Il più acceso oppositore della Brexit è apparso Jeremy Corbyn, capo del Partito laburista (Labour Party) che ha accusato la May di “pura incompetenza” e di avere condotto la sua politica a favore della Brexit come se si trattasse di una “questione del Partito conservatore piuttosto che per il bene del Paese”. Egli sostiene, poi, lo svolgimento di un secondo referendum e non esclude la presentazione di un’ulteriore mozione di sfiducia in un prossimo futuro.

Jeremy Corbyn

A questo punto, è la legge dello Stato che stabilisce i prossimi avvenimenti.

Il Governo attuale ha 14 giorni di tempo per riconquistare la maggioranza in Parlamento. Nella mancanza di ciò, com’è probabile che avvenga, verrà attivata la procedura per andare alle elezioni politiche anticipate.
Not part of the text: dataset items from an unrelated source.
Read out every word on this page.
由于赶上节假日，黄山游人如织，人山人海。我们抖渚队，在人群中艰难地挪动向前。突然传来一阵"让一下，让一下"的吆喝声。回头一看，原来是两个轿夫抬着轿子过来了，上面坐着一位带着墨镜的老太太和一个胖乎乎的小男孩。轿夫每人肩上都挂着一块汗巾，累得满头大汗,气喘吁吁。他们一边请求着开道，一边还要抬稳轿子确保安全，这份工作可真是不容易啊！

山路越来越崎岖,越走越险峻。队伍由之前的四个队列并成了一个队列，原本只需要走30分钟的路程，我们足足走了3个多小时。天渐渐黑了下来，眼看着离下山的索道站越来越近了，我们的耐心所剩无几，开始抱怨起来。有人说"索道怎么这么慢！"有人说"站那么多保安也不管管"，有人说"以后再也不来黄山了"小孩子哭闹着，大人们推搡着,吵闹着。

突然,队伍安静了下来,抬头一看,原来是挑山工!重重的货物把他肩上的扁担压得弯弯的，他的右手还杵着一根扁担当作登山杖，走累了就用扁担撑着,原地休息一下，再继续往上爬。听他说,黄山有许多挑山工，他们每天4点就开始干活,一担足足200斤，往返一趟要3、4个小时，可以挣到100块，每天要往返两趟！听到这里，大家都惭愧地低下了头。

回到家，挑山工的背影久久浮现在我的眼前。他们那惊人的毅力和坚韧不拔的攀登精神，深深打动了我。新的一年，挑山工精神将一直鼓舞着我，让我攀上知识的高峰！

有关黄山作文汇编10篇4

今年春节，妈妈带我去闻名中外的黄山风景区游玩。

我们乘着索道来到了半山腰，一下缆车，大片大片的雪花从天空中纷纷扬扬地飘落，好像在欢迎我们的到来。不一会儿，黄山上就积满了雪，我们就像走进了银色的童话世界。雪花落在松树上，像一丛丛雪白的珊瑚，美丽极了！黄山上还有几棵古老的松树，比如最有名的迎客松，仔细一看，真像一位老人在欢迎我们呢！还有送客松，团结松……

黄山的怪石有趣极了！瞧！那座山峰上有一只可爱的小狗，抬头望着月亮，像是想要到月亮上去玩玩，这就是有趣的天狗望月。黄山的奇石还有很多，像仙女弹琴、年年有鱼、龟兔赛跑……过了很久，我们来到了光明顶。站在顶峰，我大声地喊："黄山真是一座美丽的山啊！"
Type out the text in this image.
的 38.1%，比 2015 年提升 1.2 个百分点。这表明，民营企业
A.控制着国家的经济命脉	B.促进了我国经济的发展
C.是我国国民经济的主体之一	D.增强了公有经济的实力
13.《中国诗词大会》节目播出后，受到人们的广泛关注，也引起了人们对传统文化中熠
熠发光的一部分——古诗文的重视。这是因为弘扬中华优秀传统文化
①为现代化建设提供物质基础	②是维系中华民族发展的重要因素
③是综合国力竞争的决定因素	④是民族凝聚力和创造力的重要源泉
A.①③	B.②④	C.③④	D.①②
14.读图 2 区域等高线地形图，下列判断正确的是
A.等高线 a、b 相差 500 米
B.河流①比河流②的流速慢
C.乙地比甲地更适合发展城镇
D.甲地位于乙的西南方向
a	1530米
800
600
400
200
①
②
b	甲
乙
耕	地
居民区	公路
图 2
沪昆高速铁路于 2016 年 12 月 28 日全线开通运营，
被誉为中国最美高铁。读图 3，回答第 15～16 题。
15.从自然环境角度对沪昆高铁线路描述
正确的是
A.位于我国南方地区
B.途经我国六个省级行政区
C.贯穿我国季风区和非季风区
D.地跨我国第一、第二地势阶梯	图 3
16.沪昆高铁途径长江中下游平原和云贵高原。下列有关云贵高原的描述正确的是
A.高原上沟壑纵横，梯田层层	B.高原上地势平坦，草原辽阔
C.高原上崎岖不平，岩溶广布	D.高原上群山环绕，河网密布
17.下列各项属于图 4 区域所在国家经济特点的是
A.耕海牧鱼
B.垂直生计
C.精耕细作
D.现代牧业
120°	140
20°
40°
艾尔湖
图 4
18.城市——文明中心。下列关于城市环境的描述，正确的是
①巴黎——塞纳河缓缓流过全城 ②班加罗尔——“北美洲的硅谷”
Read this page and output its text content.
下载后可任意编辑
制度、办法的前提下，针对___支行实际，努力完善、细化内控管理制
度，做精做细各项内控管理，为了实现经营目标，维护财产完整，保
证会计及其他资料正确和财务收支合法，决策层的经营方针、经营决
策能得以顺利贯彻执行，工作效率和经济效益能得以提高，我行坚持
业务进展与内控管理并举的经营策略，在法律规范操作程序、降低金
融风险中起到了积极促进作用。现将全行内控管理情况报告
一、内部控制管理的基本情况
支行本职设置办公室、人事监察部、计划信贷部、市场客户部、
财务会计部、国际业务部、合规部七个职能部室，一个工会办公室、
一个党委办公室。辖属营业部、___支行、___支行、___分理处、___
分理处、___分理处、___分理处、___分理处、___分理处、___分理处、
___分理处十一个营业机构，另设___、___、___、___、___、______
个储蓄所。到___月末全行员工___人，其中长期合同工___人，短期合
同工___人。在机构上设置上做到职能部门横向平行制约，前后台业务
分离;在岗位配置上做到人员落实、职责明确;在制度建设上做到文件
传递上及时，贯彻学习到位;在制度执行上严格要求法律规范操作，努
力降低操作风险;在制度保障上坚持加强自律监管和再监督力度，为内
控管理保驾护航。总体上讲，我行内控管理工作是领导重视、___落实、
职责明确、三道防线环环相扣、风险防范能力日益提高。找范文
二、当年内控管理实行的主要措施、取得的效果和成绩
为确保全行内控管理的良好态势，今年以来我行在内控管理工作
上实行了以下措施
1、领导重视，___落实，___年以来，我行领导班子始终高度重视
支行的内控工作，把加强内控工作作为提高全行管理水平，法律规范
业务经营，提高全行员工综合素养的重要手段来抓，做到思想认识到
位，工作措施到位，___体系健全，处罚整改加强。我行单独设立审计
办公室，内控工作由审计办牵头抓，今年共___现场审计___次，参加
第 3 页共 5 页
Cosa ne sarà della Brexit ? Le ipotesi sono molteplici.

Secondo l’articolo 50 suddetto, il Regno di Elisabetta II lascerà l’Unione Europea il 29 marzo prossimo, con o senza accordo. Ma, il Governo May e gli ambienti finanziari nazionali sono fermamente contrari ad un’uscita senza accordo, soluzione vista alla stregua di un incubo economico.

Il Governo inglese potrebbe chiedere di dilazionare la data di fuoriuscita di quella data, la quale richiede l’approvazione dei 27 gli Stati componenti della UE. Il che potrebbe diventare quanto meno probabile se Londra decidesse di attuare un secondo referendum.

La terza possibilità è rappresentata dall’estensione dell’articolo 50 per una fuoriuscita secondo il modello adottato per la Norvegia che mantiene la propria moneta, la “Corona”, pur godendo degli stessi vantaggi commerciali e doganali degli Stati membri.

Lunedì sera, anche la Camera dei Lords ha votato respingendo l’accordo Brexit del governo.

Certo è che numerosi avvenimenti storici sono accaduti per mancanza di tutti quegli atti necessari per prevenirli.